Annette Kelm, Stephanie Kiwitt, Ricarda Roggan
FÉTICHISMARCHANDISE

11.12.2015 — 14.02.2016

Without photography, the free trade of goods developed by capitalism over the last 200 years – approximately the same age as photography – would be quite unthinkable. And in the era of online shopping, it can only become more important.

Annette Kelm / Stephanie Kiwitt / Ricarda Roggan


Symposium 12.01 et 13.01.2016 avec Françoise Gorgo, Anselm Jappe, Émilie Notéris, Roswitha Scholz, Björn Vedder et Jordi Vidal, modération : Christophe Domino

The Fétichismarchandise exhibition brings together three artists, Annette Kelm (born in 1975), Stephanie Kiwitt (born in 1972) and Ricarda Roggan (born in 1972), whose work examines – either partly or principally – the nature of the representation of the consumer goods the capitalist economy presents to those who have the power to buy them in exchange for money, which is nothing more than the value of their own time sold to an entrepreneur. At a time when one of the pioneers in the critique of the representation of merchandise, Christopher Williams, is being celebrated at MoMA (New York), we thought it an opportune moment to turn our attention to the following generation. The three invited artists, who live and work in Berlin, Brussels and Leipzig, are 20 years younger than the Californian artist.
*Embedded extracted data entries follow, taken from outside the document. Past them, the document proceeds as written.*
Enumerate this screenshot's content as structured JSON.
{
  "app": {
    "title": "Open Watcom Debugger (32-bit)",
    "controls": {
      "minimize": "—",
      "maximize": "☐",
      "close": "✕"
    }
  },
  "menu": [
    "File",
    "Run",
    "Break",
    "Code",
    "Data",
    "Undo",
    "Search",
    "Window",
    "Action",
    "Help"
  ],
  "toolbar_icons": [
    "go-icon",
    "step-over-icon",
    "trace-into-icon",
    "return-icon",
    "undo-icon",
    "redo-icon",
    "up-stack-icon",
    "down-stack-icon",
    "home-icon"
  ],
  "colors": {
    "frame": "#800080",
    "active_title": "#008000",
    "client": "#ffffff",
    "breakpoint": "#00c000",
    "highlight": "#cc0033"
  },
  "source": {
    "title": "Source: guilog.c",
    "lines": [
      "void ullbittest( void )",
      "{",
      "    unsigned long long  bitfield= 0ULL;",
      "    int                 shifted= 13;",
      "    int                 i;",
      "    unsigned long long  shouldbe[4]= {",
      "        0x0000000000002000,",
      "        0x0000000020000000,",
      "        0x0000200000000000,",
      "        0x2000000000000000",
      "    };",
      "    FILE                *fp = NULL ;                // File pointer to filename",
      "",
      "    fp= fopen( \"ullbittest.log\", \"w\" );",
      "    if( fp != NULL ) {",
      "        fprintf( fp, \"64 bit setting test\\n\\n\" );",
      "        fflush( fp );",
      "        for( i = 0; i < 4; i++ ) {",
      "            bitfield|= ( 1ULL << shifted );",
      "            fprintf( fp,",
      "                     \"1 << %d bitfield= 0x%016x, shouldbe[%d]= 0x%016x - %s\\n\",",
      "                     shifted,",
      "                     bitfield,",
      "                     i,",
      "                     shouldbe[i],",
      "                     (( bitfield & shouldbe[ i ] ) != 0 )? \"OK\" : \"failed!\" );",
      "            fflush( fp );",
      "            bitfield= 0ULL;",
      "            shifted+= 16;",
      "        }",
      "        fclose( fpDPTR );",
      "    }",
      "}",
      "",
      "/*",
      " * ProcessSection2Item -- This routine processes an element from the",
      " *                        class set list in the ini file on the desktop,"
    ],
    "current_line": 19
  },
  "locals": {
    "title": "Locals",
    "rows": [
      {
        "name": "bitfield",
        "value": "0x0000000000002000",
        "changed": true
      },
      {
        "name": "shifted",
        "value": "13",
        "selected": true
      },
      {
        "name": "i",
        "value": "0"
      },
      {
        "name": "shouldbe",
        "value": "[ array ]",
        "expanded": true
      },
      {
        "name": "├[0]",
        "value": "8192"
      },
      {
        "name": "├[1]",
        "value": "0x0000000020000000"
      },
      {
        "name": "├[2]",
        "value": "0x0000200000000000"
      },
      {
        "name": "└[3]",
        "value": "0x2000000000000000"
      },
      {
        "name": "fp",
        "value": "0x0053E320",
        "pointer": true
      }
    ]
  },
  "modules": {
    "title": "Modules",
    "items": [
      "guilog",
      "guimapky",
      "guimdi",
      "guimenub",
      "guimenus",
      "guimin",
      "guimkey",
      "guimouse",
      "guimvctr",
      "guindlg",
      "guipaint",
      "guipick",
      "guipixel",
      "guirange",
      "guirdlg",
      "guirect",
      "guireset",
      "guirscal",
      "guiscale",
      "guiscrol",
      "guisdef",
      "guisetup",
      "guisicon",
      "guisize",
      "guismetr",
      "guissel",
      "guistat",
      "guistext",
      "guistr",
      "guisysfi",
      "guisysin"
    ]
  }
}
They cast a critical eye, each in their highly individual way, over the role assigned to photography in this battle for seduction, visibility and the showcasing of merchandise.

A single photograph positioned at the beginning of the exhibition takes us into the “wonderful” world of marketing: a photograph that has subsequently become famous, showing a disassembled VW Golf with all its components, photographed by Hans Hansen for the book Das Buchpublished on the occasion of Volkswagen’s 50th anniversary (from 1938 to 1988). In 2008 Annette Kelm produced a portrait of Hans Hansen in his garden in Hamburg and Ricarda Roggan inherited some equipment from his darkroom. This citation therefore takes the form of a tribute to him.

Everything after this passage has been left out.